Learn to use composites
Make mold and structure.
Composite building consists of a fiber and a matrix(epoxy and resin). We will be using
natural fiber(burlap) and a bio based resin(SuperSap 100). These are more environmentally friendly and safer
than alternatives(like fiberglass or carbon fiber) which may be stronger.
Cut the fabric sheets to precisely fit the molds. In order to create smooth pieces, we want to avoid bunching of fabric
that occurs at joints and corners. Darts are small cuts that allow you to adjust the fabric after placing it.
choosing a technique:
Wet Lay up-Coat the fiber with resin then lay it in to place.
Compression or Vacuum Bagging:
Compression-make two molds that sandwich the coated fiber. The pressure drives the excess resin through.
Vacuum Bagging-use atmospheric pressure to push on the mold and resin.
Making a coupon
A coupon is used to test the strength of a composite. I am going to make a small block that has 3 layers of resin and
I poured then pulled the resin across 3 small pieces of resin. I decided to use a wood mold in the shape of a guitar
as a fun mold. This exercise is to build a small test example that I can use to explan concept. The mold I already had and
was coated with foil and wax so that the resin did not stick to the pores of the wood.
For this practice run, I wanted to try vacuum bagging since I will be using a compression technique with two molds for my final
1.) Non-traditional "coupon" w/ 3 layers 2.) Same w/ 5 layers
With vacuum bagging you can see the process a lot better. For me, that is better for understanding what is going on.
The burlap is noticable unlike the fiberglass composites that I have worked with before which seems to fade in the resin.

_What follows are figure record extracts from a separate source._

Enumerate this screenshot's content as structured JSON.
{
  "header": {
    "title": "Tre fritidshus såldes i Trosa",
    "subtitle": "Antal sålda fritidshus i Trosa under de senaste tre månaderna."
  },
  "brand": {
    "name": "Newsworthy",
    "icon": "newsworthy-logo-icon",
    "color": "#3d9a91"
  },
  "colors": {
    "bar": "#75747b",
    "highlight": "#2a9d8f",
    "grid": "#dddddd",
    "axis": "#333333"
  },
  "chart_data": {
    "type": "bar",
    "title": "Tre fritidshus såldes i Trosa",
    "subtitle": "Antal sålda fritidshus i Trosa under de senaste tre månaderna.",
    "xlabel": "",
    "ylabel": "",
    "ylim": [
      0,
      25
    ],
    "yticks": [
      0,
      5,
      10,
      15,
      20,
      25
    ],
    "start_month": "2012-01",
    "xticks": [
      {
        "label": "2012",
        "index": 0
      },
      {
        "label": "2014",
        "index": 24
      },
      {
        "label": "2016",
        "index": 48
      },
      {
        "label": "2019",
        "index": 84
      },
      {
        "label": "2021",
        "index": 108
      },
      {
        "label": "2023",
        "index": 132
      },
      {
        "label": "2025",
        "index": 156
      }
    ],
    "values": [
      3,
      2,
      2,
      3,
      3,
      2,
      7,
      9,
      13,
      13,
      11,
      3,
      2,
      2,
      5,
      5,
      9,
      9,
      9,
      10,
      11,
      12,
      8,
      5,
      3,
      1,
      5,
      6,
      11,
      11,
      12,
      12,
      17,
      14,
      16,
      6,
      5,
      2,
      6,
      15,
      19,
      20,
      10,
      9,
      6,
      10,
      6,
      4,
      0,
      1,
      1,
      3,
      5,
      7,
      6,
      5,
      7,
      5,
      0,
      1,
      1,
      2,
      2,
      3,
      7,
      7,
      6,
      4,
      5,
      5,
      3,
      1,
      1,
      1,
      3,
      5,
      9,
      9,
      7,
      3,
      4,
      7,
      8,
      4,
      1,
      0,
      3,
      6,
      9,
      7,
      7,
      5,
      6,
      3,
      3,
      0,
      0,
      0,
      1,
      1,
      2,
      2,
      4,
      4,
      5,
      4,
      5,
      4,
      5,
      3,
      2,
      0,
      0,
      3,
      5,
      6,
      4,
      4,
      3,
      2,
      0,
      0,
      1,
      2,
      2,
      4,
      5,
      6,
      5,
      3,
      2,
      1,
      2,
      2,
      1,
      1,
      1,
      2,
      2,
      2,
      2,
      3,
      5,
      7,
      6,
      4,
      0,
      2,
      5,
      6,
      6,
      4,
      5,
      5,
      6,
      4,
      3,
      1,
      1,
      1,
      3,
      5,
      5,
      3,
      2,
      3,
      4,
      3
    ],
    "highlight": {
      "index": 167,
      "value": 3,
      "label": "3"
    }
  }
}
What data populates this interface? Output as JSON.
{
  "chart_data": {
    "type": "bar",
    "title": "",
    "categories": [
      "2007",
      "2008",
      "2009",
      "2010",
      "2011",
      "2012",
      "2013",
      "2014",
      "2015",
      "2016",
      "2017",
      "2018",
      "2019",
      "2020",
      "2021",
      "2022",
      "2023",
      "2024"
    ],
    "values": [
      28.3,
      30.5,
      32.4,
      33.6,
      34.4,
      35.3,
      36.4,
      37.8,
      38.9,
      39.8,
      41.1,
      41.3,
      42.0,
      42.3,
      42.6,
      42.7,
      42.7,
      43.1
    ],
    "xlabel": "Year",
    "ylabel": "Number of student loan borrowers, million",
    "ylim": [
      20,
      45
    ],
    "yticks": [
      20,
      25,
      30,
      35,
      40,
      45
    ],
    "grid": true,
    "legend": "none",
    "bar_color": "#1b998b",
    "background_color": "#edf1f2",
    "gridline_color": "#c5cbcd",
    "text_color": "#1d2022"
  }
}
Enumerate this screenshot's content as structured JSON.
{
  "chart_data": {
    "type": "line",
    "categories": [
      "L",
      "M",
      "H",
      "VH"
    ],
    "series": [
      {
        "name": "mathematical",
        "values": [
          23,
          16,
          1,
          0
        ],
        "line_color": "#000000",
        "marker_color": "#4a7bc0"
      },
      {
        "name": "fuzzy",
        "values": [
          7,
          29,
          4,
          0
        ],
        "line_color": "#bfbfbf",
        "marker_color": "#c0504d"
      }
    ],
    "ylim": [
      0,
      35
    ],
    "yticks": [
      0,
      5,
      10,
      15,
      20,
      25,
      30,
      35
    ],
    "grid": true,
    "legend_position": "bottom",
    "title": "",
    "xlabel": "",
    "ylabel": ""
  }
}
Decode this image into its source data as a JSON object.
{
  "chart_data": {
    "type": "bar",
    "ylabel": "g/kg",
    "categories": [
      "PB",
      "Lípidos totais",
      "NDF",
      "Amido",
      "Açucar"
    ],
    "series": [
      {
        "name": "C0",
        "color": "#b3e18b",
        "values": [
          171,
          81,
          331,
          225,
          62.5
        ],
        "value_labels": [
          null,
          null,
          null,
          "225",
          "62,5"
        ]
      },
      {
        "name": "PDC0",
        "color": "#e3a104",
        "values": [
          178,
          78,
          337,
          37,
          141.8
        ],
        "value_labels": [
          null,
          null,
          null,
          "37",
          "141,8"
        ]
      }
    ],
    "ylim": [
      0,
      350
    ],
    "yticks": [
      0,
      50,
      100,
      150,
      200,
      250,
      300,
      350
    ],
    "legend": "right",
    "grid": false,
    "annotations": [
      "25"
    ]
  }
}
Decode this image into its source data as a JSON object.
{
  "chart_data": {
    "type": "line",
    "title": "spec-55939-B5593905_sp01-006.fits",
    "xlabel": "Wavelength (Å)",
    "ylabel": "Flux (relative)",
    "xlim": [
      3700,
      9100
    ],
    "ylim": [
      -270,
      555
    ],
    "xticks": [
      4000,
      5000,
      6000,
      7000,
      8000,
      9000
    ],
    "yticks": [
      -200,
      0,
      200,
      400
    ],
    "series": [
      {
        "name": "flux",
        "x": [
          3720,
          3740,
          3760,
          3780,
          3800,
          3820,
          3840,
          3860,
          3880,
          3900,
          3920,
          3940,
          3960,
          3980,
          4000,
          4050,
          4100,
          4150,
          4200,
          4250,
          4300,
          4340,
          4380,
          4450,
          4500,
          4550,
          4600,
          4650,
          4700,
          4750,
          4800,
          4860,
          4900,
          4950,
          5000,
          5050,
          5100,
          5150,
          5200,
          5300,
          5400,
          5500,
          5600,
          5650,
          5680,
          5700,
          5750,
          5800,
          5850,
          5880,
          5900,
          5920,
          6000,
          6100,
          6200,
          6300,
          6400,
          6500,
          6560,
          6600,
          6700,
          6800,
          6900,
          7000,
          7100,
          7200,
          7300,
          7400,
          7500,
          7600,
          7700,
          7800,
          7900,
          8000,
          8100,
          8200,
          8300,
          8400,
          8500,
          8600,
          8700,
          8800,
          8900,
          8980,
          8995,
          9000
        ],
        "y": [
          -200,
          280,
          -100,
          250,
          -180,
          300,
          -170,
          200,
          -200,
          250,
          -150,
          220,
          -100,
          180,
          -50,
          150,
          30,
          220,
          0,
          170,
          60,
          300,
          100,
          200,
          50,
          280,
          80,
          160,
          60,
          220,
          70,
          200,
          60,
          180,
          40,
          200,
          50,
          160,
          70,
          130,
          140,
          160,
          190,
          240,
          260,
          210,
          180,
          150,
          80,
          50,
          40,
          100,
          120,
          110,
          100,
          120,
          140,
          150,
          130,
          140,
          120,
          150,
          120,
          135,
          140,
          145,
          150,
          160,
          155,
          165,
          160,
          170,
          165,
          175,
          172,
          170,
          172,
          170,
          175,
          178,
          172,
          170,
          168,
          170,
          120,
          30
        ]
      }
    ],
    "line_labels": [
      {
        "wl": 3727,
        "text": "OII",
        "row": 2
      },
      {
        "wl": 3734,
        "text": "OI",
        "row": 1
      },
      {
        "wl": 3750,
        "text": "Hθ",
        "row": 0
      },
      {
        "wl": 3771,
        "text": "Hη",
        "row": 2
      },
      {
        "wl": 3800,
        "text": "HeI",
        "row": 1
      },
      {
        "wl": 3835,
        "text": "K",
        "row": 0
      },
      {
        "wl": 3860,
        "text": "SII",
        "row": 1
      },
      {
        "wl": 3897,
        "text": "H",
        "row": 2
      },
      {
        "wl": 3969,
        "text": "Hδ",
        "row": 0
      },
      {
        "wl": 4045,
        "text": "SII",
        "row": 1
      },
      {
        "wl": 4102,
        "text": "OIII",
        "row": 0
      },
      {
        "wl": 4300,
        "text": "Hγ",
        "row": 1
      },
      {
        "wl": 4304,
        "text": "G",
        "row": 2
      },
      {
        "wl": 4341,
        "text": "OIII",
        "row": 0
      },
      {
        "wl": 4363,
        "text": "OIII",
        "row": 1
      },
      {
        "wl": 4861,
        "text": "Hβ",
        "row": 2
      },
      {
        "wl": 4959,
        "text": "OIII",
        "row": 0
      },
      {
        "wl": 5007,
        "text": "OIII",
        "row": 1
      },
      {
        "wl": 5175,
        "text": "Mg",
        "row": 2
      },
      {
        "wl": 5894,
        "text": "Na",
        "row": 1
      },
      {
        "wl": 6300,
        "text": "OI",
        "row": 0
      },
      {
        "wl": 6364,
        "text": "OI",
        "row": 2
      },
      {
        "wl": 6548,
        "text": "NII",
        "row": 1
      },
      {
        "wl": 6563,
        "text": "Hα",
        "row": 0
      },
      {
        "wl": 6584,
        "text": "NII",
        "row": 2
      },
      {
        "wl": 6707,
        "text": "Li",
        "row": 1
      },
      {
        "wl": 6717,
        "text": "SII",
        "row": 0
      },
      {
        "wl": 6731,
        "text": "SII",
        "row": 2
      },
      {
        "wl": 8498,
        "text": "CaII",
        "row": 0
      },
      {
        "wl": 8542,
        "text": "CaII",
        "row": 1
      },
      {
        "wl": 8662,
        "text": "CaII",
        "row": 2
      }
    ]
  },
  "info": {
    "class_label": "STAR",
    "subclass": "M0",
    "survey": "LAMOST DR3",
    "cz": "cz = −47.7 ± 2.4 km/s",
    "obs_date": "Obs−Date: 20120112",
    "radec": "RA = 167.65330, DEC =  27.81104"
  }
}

I think the ability to see the burlap will make a great chair because the fiber is so visible.
Building a Mold
The mold is going to be two pieces of pink foamular with our composite sandwiched between the two. A pair of clamps
will be used to force the two molds together. This forces the resin to spread in the fiber. This pressure helps to create
a thiner piece which should be a larger percentage of fiber to resin, leading to a stronger strength to weight ratio.
The material for the mold is pink foamular(from hardware store).
I am going to use the small CNC mill for this.
Designing a mold
I am using Fusion 360 to design a mold. The mold is going to be a stool seat.
SuperSap 100 datasheet
To work with this material, the following safety equipment is needed:
gloves(butyl rubber gloves)
This technique is used to use the atmospheric pressure ot provide an even pressure against a surface, even when that surface
is curved. The materials you need are a breather material, perforated film, release fabric, and a vacuum bag.
The Composite Building Project
After practicing the technique and process, I settled on making a simple stool and bench for the model.
Model the piece
Create molds of the piece
Mill the molds
Prep the molds
Combine the resin and fiber
Place in mold. Arrange.
Compress the composite using clampls and molds
Cut off/ remove rough and uneven spots.
I chose to put a gel-coat on.
Final Surface coating.
Stress Test and build final product.
Here are the designs:
STL Links: STL of Top
STL of Bottom
The two images represent the two pieces of the mold. One looks like the actually desired piece.
The other image is the negative mold. It was constructed by subtracting the first piece from blank stock.
The designs were all done in Autodesk Fusion 360.
Here is the milled molds:
Here is prepping of the burlap layers:
Here is the mold just before being compressed. I like to use aluminum to back the molds. You do not want to clamp
directly to the molds. The pressure tends to deform the molds. The metal(or wood) distributes that
pressure better. The aluminum provides a smooth surface so that one resin runs out of the mold, it is easily cleaned
The piece was de-molded.
I sheared off the rough edges and even sanded away some of the resin.